For mono infection with Plasmodium vivax, the recommended drug is chloroquine followed by primaquine for 14 days to remove liver forms. For Plasmodium falciparum, Artemisinin based Combination Therapy (ACT) is recommended with single dose of primaquine. For severe malaria intravenous Artusunate is recommended as the first line therapy.

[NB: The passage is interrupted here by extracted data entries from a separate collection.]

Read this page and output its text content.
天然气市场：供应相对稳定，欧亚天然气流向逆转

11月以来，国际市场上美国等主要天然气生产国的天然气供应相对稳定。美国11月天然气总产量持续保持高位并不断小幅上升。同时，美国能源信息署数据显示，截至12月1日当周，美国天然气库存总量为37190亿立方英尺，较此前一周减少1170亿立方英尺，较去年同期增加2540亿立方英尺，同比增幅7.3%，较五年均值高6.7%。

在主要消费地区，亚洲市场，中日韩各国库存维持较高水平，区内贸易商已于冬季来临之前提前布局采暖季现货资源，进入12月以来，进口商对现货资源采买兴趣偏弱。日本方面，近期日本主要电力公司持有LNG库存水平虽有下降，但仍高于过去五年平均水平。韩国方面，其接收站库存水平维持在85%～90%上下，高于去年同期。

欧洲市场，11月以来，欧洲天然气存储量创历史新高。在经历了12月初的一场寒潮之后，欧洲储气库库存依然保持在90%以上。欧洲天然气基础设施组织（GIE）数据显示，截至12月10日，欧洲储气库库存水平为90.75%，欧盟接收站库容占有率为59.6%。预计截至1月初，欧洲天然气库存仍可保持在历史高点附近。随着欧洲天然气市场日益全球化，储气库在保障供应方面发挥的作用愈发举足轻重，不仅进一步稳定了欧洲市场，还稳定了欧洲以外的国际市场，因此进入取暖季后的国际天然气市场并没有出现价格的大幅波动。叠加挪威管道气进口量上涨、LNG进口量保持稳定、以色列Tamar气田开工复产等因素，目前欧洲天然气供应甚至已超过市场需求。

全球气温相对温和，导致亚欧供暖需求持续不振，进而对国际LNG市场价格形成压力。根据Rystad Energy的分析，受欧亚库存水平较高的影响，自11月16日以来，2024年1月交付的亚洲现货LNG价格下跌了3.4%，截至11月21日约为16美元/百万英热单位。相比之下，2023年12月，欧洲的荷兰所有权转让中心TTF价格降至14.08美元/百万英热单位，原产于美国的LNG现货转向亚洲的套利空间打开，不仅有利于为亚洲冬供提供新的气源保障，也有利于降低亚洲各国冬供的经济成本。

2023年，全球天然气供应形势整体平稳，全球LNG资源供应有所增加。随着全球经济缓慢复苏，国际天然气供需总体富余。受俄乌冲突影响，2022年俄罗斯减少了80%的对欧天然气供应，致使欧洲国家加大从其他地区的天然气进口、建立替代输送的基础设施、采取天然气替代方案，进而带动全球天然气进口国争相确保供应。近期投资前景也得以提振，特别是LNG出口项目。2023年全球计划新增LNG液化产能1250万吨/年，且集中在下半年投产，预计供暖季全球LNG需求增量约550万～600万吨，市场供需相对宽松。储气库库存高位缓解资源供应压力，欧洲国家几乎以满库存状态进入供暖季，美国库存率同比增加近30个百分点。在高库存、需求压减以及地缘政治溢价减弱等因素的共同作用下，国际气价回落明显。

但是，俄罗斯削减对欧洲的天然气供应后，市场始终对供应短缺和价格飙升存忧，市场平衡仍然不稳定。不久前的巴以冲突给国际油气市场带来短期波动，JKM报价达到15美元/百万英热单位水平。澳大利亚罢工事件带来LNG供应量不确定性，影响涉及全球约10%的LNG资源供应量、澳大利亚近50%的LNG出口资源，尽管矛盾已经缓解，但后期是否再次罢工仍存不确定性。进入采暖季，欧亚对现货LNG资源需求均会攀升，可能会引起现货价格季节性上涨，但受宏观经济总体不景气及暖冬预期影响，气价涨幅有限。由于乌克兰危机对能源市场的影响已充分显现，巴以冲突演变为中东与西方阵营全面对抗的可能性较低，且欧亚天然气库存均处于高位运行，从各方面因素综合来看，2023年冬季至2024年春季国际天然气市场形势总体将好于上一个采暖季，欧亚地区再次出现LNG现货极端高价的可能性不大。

Inform All Suspected Malaria cases to AMC hot line immediately
0117 626 626
071 284 1767
Once a suspected case of imported malaria has been identified, the AMC conducts a series of activities to prevent onward transmission leading to resurgence. These activities include, confirming the diagnosis; providing information & necessary drugs; contact tracing & screening for asymptomatic carriers; entomological investigation to investigate possibility of onward transmission through vector mosquitoes, etc. Prompt notification to Anti Malaria Campaign (AMC) is vital as these activities need to be conducted within one-two weeks of identification of a case to prevent a possible outbreak. Please inform AMC via 24 hour hot line 0117-626 626 or 071-2841767
|• Prevent mosquito biting when you are traveling in malaria endemic countries
• Get chemoprophylaxis from AMC
Persons planning to visit a malaria endemic country, should be armed with necessary information on risk for malaria and malaria chemo-prophylactic drugs as necessary. These persons should be referred to AMC/ Reginal Malarial officers at least one week before leaving the country. Once referred, the risk is analyzed for contracting malaria during his/ her overseas stay, the necessary information and services will be delivered free of charge. Weekly doses of chloroquine or mefloquine is recommended as malaria prophylaxis depending on the country of visit. These prophylactic drugs should be started one week before leaving Sri Lanka and should be taken throughout the stay in the malaria endemic country and 4 weeks after returning to Sri Lanka.
Any fever up to one year after returning to Sri Lanka, from a malaria endemic country, should always be considered as malaria until proven otherwise.
Sri Lanka is applying for WHO certification as a malaria free country in 2016. Contribution of clinicians by early diagnosis, correct treatment and notifying malaria cases to Anti Malaria Campaign is crucial for this process.